Kuasa Hukum DPD IKM Kabupaten Bekasi, Indra, SH, mengatakan bahwa pernyataan yang beredar di media sosial tersebut telah menimbulkan kekecewaan di kalangan masyarakat Minangkabau dan berpotensi memicu gesekan sosial apabila tidak disikapi melalui mekanisme hukum yang berlaku.

“Hari ini kami telah membuat laporan resmi terkait dugaan tindak pidana penyebaran informasi yang mengandung unsur ujaran kebencian terhadap kelompok tertentu sebagaimana diatur dalam ketentuan hukum yang berlaku. Kami menyerahkan sepenuhnya penanganan perkara ini kepada aparat penegak hukum,” ujar Indra kepada awak media usai membuat laporan.
Menurutnya, langkah hukum tersebut merupakan upaya konstitusional untuk menjaga kondusivitas masyarakat sekaligus memberikan kepastian bahwa setiap persoalan yang berpotensi menimbulkan konflik sosial diselesaikan melalui jalur hukum.
“Kami ingin memastikan masyarakat tetap tenang dan tidak terprovokasi. Semua pihak harus menghormati proses hukum yang sedang berjalan serta memberikan ruang kepada aparat penegak hukum untuk bekerja secara objektif dan profesional,” katanya.

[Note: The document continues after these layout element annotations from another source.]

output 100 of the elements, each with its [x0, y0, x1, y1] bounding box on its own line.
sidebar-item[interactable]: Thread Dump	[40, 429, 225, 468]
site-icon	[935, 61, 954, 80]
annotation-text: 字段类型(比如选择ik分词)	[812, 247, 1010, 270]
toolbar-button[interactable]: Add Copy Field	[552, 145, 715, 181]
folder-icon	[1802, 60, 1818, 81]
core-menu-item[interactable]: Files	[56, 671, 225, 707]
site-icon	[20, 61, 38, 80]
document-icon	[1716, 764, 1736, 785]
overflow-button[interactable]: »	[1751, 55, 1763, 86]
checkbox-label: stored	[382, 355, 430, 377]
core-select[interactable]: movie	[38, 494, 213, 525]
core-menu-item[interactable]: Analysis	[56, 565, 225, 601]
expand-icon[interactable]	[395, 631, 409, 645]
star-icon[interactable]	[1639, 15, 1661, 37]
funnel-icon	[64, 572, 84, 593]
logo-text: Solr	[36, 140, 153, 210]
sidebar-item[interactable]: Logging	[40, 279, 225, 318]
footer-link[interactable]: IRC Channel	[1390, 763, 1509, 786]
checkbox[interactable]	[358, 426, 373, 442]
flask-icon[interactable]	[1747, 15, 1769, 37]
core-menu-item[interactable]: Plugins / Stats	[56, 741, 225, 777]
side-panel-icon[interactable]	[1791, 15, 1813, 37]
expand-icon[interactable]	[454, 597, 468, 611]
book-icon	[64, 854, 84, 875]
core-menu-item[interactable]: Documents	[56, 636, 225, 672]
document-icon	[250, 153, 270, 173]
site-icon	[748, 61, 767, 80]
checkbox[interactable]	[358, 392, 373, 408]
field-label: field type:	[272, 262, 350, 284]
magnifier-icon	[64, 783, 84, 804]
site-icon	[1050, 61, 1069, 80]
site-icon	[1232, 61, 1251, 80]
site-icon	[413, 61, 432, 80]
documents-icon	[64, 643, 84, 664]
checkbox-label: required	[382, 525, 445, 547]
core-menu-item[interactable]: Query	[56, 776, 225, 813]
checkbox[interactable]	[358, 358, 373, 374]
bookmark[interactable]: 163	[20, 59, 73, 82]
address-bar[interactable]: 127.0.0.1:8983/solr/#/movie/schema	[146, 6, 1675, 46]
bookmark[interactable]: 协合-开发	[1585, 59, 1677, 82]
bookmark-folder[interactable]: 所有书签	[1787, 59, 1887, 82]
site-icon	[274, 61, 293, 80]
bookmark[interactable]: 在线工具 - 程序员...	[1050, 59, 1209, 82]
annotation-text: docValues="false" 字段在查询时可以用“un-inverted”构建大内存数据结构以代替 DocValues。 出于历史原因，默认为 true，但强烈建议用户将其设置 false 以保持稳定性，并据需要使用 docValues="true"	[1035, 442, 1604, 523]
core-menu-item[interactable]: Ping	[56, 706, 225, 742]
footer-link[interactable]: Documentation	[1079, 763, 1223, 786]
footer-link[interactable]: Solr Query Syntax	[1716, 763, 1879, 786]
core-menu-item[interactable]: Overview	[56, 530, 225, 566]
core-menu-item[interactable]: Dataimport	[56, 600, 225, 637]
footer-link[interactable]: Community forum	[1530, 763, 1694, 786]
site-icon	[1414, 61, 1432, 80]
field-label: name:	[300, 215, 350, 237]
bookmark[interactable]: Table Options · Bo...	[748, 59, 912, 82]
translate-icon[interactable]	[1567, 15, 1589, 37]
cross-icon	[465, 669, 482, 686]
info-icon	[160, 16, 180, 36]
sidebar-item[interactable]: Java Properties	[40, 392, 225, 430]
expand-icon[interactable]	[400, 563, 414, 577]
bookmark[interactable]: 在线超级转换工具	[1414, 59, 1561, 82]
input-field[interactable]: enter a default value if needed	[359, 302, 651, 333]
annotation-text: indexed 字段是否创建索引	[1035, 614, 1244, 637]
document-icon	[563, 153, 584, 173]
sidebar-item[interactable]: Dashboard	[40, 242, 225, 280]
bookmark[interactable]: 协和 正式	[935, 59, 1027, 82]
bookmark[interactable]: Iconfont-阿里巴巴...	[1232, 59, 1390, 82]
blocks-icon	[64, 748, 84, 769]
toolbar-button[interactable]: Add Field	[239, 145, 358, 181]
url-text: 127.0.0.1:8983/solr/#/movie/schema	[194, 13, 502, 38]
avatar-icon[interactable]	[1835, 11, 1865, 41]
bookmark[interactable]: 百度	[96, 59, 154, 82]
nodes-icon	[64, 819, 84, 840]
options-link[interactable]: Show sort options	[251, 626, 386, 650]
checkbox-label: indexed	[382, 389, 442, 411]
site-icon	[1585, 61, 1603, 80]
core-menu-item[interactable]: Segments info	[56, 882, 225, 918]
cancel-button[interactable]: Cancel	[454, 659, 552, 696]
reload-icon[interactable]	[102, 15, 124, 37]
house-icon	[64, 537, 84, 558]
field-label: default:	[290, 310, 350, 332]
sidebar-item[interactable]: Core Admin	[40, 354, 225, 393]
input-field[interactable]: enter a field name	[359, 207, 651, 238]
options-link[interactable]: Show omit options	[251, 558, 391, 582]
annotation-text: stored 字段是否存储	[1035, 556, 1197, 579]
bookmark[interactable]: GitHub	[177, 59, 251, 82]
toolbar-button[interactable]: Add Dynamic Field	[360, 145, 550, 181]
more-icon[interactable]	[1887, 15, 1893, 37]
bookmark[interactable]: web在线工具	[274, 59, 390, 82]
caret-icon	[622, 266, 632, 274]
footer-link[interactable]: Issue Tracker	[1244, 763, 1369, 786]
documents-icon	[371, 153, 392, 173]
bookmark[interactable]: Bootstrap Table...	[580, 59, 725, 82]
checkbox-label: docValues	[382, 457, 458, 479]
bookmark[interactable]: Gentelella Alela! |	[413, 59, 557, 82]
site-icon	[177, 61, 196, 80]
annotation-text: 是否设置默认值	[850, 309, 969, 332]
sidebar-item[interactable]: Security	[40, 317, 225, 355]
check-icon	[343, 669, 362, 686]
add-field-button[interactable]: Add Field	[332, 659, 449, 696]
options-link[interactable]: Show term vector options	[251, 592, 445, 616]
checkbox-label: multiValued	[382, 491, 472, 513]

Dalam pelaporan tersebut, DPD IKM Kabupaten Bekasi menyerahkan sejumlah dokumen dan alat bukti, antara lain rekaman video yang beredar di media sosial, transkrip percakapan dalam video tersebut, serta hasil keputusan rapat pengurus DPD IKM Kabupaten Bekasi terkait langkah hukum yang ditempuh.
Indra juga mengimbau masyarakat Minangkabau, khususnya yang berdomisili di Kabupaten Bekasi, agar tetap menjaga ketertiban dan tidak melakukan tindakan yang bertentangan dengan hukum.
“Kami mengajak seluruh keluarga besar Minangkabau untuk tetap menjaga persaudaraan, menahan diri dari berbagai bentuk provokasi, serta mempercayakan penyelesaian persoalan ini kepada aparat penegak hukum sesuai ketentuan yang berlaku,” ujarnya.
Sementara itu, Sekretaris Jenderal DPP Ikatan Keluarga Minang (IKM), Braditi Moulevey, menyampaikan apresiasi kepada DPD IKM Kabupaten Bekasi atas langkah yang ditempuh melalui jalur hukum. Menurutnya, upaya tersebut merupakan bentuk tanggung jawab organisasi dalam menjaga ketertiban masyarakat sekaligus memberikan edukasi agar setiap persoalan diselesaikan sesuai koridor hukum.
“Kami mengapresiasi langkah DPD IKM Kabupaten Bekasi yang memilih menempuh jalur hukum dan mengedepankan pendekatan konstitusional. Langkah ini penting untuk menjaga situasi tetap kondusif, mencegah terjadinya tindakan yang tidak diinginkan, serta memberikan contoh kepada masyarakat agar mempercayakan penyelesaian persoalan kepada aparat penegak hukum,” kata Braditi.
Sebagaimana diketahui, laporan terhadap Abu Janda juga telah dilakukan di sejumlah daerah oleh berbagai elemen masyarakat. Sebelumnya, Dewan Pimpinan Pusat (DPP) IKM juga telah melaporkan Permadi Arya ke Bareskrim Polri terkait pernyataan yang dianggap menyinggung masyarakat Sumatera Barat melalui penggunaan istilah “barbar”.
Hingga berita ini diturunkan, belum terdapat keterangan resmi dari pihak Permadi Arya terkait laporan yang diajukan oleh DPD IKM Kabupaten Bekasi tersebut.